Je ne savais que faire. Attendre que les pauvres femmes entrent dans la chapelle ? Me rendre à la salle d’identification, distante de douze pas de la chapelle ? Peut-être cette dernière option n’est-elle pas prudente, et je ne sais même pas si on me l’autorisera, car le tribunal militaire s’y trouve, avec le directeur et ses assistants. Tout un chacun peut imaginer mon état d’esprit. En entendant les enfants pleurer et qui refusaient de quitter les bras de leur mère, terrifiés à la vue des gardes, en entendant les cris déchirants de ces pauvres femmes, j’avais l’impression que mon cœur se brisait en morceaux, et qu’on m’arrachait l’âme. N’y avait-il donc aucun moyen de remédier à l’horrible malheur de ces mères et de ces enfants innocents ? Jamais je n’aurais cru devoir assister à une telle scène dans un pays civilisé ! Dans aucun pays civilisé ! Jamais je n’aurais cru qu’il puisse exister un roi ou un chef ou un Caudillo sur terre ayant le pouvoir d’ordonner une chose pareille. À quiconque prendrait cette décision, je dirais : « Soit vous pardonnez à ces pauvres mères, soit vous êtes un être sans cœur et dépourvu de toute humanité… ! » Voilà ce que je me disait intérieurement.
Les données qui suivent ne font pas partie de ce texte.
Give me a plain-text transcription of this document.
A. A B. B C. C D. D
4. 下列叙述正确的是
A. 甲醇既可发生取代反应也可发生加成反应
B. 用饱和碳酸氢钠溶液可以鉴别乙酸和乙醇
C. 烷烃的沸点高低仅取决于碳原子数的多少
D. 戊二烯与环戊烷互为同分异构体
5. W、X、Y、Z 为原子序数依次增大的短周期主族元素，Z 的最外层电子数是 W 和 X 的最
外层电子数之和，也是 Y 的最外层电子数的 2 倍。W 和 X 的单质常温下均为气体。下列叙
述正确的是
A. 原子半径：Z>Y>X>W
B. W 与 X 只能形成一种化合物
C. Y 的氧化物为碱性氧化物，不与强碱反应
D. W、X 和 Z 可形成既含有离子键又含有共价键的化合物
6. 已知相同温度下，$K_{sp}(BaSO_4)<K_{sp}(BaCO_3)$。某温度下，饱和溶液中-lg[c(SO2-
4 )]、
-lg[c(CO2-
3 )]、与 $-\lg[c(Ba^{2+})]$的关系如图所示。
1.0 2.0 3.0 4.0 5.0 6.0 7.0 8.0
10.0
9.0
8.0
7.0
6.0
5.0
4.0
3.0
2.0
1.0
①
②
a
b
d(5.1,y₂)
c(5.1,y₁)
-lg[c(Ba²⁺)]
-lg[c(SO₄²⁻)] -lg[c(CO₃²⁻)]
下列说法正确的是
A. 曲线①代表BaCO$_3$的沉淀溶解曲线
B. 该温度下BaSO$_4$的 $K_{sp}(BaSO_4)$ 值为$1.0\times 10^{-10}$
[…] Dès que les gardes se furent emparés des enfants, ils attachèrent les mains des mères et de la jeune femme, puis firent de même avec l’homme, et nous sortîmes aussitôt dans la rue où le véhicule nous attendait. Montèrent dans la voiture les deux prêtres, les quatre prisonniers et quelques gardes civils.
Pendant le trajet vers le mur du cimetière (1), les femmes continuaient à crier d’angoisse, à sangloter, à protester, et aussi à apostropher durement les autorités : « Ma fille ! » (criaient-elles en pleurant), « adieu, qu’est-ce que tu vas devenir ? Rendez-la-moi, tuez-la avec moi ! Bourreaux ! Cruels ! Tigres ! Vous n’avez pas le droit de me voler ma pauvre fille ! » En même temps qu’elle prononçaient ces mots et d’autres du même genre, elles se levaient et regardaient la prison que nous laissions derrière nous, et elles levaient les mains au ciel et faisaient mine de sauter du véhicule… J’essayai de leur parler. Mais elles ne m’écoutaieent pas. La jeune Simona Blasco était un peu moins décomposée que ses compagnes et prêtait attention à ce que je leur disais. Et je crois qu’elle a embrassé mon crucifix ; mais je n’en suis pas sûr.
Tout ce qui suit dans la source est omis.